Valem todas as despesas efectuadas por qualquer elemento da família.
Ainda no que toca
aos filhos, António Cunha pergunta: para quando a funcionalidade que permita
acompanhar a evolução das despesas dos dependentes no Portal das Finanças?
A
partir de hoje as famílias podem aceder ao Portal das Finanças e ver todas as
deduções à colecta. As despesas de saúde, habitação, etc..
Miguel Martins
pergunta: em relação às despesas de educação, só são admitidas facturas
emitidas por entidades com determinada CAE (Classificação de Actividades
Económicas)?
As
facturas de educação têm de ser emitidas por agentes económicos que possam
exercer essa actividade. As empresas podem escolher os CAE que entenderam. As
empresas têm CAE definidos e esse controlo é feito regularmente. O importante
na educação é que, com o novo IRS, as famílias podem deduzir mais despesas.

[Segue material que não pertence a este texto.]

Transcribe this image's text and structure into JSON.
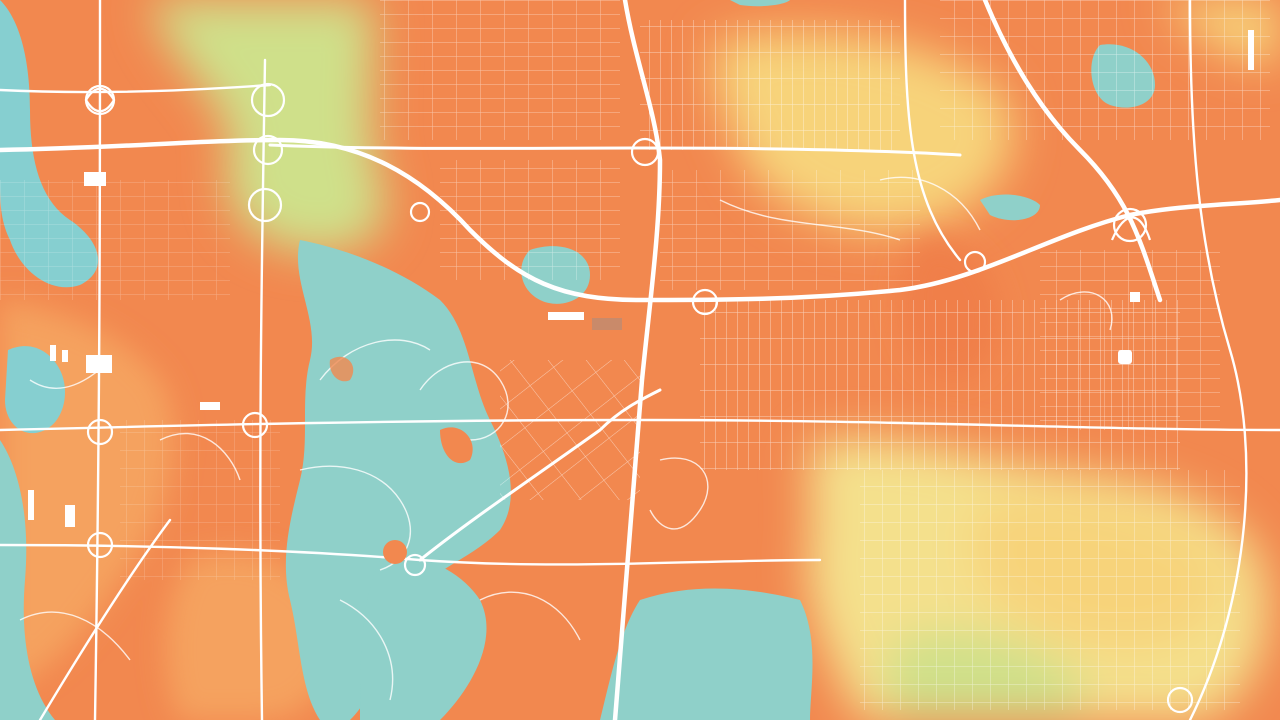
{
  "map": {
    "palette": {
      "base_orange": "#f2884f",
      "deep_orange": "#f07f4a",
      "light_orange": "#f5a25e",
      "yellow": "#f7d37a",
      "pale_yellow": "#f4e08c",
      "yellow_green": "#cfe08a",
      "water_teal": "#8fd0c9",
      "water_blue": "#86cfd0",
      "road_white": "#ffffff"
    },
    "icons": {
      "highway_interchange": "interchange-icon",
      "water_body": "water-icon",
      "building_marker": "building-icon"
    }
  }
}
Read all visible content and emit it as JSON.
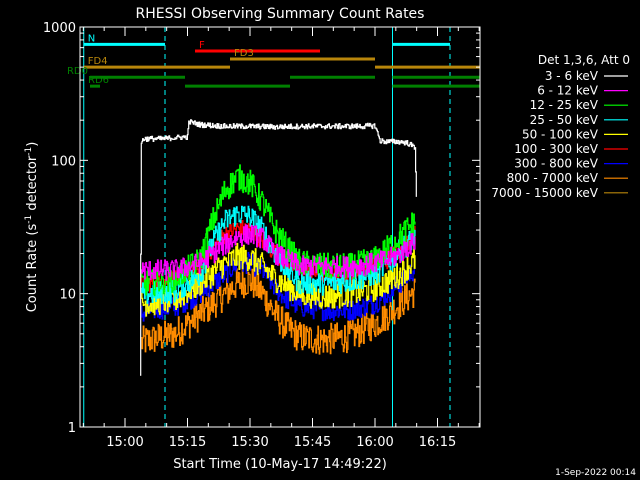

Também é criado o Vale Social de Educação, que pode ser atribuído pelas
empresas aos seus funcionários e permite pagar despesas de educação dos filhos
até aos 25 anos.
E se, por exemplo,
um estudante comprar, pela internet, um livro no Reino Unido? Poderá deduzir
essa despesa?
Pode.
Nesse caso, em que as empresas estão fora e por isso não são obrigadas a
comunicar facturas à administração fiscal, o contribuinte é convidado a incluir
a factura no portal para poder beneficiar da dedução à colecta em IRS.
Um caso particular
de um ouvinte: uma pessoa que está num processo de divórcio que se arrasta há
dois anos. A guarda dos dependentes não está definida. As despesas vão para a
declaração do IRS do pai ou da mãe? Ou os dois podem apresentar as respectivas
despesas?
Quando
há um divórcio e foi definida a guarda conjunta das crianças, há uma separação
em metades iguais para os dois contribuintes. Isso funciona quer em termos de
quociente familiar – é a grande medida da reforma do IRS para proteger as
famílias com filhos, coisa que nunca tinha acontecido –, quer as despesas dos
filhos são divididas em 50% para o pai e mãe. Enquanto a situação não é
definida, continua a valer o regime do casamento.
Augusto Costa é
funcionário público e teve a reposição dos 20% de vencimento, mas agora paga
mais IRS e acaba por receber o mesmo ao nível do ordenado líquido. É um dos
casos de subida de escalão?
São
casos residuais. A partir do momento em que houve um aumento de rendimento, em
casos de fronteira, pode acontecer. Mas também aconteceu ao contrário – quando
houve uma redução nos salários para determinados funcionários, houve uma
redução no IRS cobrado.
Anabela Vieira
pergunta: em algumas facturas surge uma frase a dizer "Programa de facturação
em processo de certificação". O que é que isto quer dizer?
Em
princípio, aquela factura não deveria estar a ser emitida daquela forma. Só
devem ser emitidas se os programas estiverem certificados. O contribuinte deve
registar essa factura para a administração fiscal poder actuar junto da empresa
que está a emitir facturas de uma forma que não está presente na lei.
Maria Palma
pergunta: todos os meses, compro o passe nas máquinas do metro de Lisboa. A
máquina não me permite inserir o NIF na factura. O que devo fazer para
conseguir incluir essas despesas no meu IRS?
Deve
incluir o documento que resulta dessas máquinas. Os contribuintes podem sempre
pedir uma factura à empresa. Está-se a trabalhar para as máquinas possam emitir
facturas.
Pedro Feliciano
pergunta: o banco que credita mensalmente os cartões de refeição dos
funcionários da empresa do Pedro emite uma nota de lançamento e não uma
factura. É legal?
A
questão é entre o banco e a empresa. A transacção terá necessariamente de ser objecto
de factura.
Voltando ao
quociente familiar. Os casais com filhos são beneficiados. E os que não tem
filhos?
Os
casais sem filhos não são prejudicados. O princípio fundamental que o Governo
estabeleceu para esta reforma do IRS foi: as famílias com filhos passam a ter
um tratamento fiscal claramente mais favorável, o que é inovador e da maior
justiça. As famílias com filhos têm mais encargos e, por isso, merecem um
tratamento fiscal mais favorável. Um milhão de famílias com filhos, que
corresponde a cerca de 1 milhão e 800 mil contribuintes, vai pagar menos IRS em
2015
O sorteio dos
automóveis vai continuar?
Essa
medida provou ser acertada no combate à fraude e evasão fiscal. Determinou um
aumento de 50% nas facturas com NIF. Vai continuar em 2015.